Video Compression on DVD

F

Faraz A. Qureshi

Most of the times I have found DVDs purchased to be consisting 3-4 movies,
i.e. of 5-6 hours in time length on a single disk of 120 Minutes. How the
same can be achieved?

Does lowering down the quality allow you record additional length?

Thanx in advance.

Best Regards,

Faraz
 
P

Panzy

Faraz A. Qureshi said:
Most of the times I have found DVDs purchased to be consisting 3-4 movies,
i.e. of 5-6 hours in time length on a single disk of 120 Minutes.
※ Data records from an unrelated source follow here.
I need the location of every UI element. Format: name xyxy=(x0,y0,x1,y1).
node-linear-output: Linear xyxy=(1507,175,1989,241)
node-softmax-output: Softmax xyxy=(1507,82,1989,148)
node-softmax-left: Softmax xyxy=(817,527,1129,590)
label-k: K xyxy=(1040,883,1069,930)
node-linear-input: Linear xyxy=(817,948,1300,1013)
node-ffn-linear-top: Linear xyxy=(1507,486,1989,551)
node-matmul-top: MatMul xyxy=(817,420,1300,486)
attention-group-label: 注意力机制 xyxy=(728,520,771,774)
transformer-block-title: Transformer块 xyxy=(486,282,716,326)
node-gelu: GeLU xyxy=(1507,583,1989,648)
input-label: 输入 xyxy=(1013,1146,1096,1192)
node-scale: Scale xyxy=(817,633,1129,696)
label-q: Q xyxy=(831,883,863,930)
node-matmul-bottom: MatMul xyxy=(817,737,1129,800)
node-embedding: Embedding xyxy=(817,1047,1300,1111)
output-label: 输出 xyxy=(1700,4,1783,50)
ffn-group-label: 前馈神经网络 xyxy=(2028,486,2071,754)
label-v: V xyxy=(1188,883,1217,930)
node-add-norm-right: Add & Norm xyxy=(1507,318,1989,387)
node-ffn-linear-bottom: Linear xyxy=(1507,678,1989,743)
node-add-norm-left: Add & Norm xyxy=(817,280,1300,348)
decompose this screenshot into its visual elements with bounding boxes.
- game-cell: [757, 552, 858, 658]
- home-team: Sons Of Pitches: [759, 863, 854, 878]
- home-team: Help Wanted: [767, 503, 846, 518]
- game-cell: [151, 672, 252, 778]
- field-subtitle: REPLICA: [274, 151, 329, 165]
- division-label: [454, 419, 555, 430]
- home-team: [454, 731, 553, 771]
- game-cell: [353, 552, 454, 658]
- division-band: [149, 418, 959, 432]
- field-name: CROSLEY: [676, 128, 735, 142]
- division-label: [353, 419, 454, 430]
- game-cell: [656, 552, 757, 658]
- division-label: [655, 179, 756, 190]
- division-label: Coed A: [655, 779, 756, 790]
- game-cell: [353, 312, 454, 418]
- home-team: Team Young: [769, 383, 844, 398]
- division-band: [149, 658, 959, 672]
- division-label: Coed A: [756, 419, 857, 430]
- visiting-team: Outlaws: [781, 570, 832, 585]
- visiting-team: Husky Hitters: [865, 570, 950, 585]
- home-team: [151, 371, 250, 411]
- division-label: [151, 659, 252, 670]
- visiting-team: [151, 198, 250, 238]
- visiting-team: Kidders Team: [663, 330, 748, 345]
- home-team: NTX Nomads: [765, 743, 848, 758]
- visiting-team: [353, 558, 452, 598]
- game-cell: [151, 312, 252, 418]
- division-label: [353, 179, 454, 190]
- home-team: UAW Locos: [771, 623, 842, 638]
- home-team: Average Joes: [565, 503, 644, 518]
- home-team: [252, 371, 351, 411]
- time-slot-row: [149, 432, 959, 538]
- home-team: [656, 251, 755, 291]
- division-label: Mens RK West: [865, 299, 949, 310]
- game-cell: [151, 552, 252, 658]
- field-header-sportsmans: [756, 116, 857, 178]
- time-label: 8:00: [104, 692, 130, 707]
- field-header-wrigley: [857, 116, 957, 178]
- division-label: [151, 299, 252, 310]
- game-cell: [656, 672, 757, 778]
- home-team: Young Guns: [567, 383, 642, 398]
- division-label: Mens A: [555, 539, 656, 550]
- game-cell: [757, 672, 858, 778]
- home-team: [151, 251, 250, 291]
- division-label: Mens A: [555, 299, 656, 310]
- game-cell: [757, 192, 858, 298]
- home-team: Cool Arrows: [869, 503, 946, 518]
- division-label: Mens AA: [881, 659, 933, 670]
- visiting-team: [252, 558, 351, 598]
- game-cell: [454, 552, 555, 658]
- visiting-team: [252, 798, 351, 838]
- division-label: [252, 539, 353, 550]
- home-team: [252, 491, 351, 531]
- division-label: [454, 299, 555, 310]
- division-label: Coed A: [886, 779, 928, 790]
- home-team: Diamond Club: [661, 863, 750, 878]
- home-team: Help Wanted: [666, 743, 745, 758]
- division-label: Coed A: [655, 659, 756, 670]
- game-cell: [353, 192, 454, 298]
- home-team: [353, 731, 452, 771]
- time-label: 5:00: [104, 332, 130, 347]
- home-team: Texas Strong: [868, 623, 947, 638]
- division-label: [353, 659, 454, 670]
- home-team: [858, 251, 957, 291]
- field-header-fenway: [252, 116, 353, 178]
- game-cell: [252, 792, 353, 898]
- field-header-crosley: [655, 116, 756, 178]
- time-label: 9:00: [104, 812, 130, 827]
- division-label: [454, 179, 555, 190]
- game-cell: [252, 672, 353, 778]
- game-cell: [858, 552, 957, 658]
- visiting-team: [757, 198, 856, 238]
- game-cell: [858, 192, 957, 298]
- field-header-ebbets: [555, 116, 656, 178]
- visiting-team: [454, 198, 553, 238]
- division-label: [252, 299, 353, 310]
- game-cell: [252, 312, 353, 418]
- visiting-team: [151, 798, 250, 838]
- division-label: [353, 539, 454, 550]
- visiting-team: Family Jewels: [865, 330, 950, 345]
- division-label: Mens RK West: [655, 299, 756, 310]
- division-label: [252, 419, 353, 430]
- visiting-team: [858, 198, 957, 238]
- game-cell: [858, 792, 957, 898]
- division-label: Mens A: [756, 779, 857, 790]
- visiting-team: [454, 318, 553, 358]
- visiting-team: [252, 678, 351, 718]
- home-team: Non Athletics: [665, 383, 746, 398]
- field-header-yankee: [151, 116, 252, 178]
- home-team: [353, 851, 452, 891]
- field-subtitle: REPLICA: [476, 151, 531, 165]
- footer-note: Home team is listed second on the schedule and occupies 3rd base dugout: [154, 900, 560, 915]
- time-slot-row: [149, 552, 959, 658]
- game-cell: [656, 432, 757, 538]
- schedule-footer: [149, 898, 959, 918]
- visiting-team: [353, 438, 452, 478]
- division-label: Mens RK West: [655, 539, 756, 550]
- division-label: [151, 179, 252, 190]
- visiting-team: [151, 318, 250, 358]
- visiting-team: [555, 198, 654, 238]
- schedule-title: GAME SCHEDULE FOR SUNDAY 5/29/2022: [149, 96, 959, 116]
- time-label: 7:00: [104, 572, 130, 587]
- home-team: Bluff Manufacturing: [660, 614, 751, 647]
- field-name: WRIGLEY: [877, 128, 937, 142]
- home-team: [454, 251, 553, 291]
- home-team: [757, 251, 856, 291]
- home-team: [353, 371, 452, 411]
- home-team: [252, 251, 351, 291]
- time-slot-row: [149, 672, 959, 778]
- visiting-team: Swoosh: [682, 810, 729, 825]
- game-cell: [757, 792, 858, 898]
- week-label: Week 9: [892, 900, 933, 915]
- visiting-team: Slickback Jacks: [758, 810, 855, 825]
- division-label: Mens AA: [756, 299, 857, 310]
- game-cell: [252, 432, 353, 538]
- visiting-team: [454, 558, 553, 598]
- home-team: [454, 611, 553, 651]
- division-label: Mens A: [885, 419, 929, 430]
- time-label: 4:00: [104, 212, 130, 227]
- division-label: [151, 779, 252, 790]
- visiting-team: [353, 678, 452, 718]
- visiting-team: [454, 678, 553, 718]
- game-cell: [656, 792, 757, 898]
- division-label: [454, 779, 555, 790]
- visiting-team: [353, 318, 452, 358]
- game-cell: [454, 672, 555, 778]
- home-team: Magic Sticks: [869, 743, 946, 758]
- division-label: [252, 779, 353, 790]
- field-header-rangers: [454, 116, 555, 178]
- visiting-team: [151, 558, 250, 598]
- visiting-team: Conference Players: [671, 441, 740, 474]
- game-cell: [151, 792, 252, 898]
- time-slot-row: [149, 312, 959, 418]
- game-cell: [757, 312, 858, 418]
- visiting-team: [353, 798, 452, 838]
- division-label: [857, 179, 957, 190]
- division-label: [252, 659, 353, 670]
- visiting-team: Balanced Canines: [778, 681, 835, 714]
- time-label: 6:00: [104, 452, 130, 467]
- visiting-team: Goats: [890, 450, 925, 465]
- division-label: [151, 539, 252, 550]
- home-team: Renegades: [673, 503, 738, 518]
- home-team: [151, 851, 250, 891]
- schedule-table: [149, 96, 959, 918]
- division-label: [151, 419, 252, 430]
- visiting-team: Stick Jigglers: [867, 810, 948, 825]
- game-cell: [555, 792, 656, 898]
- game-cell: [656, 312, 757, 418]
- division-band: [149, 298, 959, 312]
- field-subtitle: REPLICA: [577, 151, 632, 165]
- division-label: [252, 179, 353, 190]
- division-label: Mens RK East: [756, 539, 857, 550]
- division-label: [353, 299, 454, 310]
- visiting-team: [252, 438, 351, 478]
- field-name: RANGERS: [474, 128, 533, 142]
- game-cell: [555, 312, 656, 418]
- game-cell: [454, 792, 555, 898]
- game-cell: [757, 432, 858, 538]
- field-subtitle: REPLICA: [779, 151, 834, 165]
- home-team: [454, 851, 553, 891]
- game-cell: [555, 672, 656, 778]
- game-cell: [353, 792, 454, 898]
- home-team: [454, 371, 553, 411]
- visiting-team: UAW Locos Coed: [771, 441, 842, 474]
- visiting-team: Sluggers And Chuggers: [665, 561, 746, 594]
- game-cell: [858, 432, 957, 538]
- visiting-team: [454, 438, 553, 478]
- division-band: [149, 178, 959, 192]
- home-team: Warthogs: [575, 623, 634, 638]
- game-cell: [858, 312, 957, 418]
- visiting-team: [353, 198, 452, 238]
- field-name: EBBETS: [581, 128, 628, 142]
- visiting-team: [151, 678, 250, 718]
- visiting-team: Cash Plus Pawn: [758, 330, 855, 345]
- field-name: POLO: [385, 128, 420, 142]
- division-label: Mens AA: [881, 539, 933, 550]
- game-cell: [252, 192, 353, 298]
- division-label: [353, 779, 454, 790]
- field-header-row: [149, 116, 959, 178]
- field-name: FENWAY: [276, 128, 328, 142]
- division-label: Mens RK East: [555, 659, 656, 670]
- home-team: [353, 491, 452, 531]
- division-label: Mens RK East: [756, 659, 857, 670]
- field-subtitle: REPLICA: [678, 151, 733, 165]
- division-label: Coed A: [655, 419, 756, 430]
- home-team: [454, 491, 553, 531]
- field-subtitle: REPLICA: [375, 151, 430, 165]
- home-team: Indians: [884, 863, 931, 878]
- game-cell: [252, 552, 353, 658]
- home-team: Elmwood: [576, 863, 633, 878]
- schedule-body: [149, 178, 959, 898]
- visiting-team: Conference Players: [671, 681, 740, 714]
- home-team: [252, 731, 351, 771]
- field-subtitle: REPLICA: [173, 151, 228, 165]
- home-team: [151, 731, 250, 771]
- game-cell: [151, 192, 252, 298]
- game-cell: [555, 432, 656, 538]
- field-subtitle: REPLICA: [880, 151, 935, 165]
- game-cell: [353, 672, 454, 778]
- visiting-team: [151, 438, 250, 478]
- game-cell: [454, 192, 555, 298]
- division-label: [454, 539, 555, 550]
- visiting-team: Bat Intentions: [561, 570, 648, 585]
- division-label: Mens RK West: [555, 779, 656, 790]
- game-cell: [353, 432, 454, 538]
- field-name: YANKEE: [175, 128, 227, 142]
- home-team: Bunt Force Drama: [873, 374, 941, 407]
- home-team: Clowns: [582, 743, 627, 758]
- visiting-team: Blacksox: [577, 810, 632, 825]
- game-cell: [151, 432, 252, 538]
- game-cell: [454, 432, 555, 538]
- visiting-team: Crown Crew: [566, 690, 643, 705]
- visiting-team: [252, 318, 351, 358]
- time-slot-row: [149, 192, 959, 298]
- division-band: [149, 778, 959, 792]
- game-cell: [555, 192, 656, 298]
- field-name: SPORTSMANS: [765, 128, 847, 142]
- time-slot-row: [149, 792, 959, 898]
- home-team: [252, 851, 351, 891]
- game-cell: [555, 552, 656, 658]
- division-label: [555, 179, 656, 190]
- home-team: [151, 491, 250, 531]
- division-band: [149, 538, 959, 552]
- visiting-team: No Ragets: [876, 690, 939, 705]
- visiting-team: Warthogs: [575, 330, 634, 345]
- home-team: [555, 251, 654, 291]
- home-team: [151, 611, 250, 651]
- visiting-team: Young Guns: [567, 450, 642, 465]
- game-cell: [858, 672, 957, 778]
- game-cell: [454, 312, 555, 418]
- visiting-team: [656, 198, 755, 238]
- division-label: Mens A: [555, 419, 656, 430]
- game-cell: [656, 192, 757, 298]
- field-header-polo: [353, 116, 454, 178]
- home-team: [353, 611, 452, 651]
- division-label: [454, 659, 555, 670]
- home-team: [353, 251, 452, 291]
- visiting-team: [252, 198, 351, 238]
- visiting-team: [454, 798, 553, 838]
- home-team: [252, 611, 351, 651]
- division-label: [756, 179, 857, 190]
How the
same can be achieved?

Does lowering down the quality allow you record additional length?

Thanx in advance.

Best Regards,

Faraz

I think you are posting in the wrong group.
Windows movie maker is an editing application bundled with
some versions of Windows.

A DVD's duration is defined by it's capacity which in simple
terms are 4.7gb and Dual/Double layer being 8.5gb.
This is not the group to detail bit and sampling rates, compression etc
But 120 minutes is the accepted "standard play" for a 4.7gb DVD.
Longer duration can be achieved with compression, but at the cost
of quality.
If you have "purchased" DVD's that have several films totalling 6hours
in duration then heavy compression was applied, and they are
probably pirated copies you purchased.
The compression techniques you seem to be enquiring about are
performed at the burning stage in your authoring software.
This really isn't the group for that.

If you wish to author DVD's with extended duration, thus applying
compression, the first place to start is with online tutorials from
the support site for your burning software.
If you've got Nero, or Roxio, Pinnacle, or whatever tool, type it into
a search engine and visit the online site, click support or tutorials.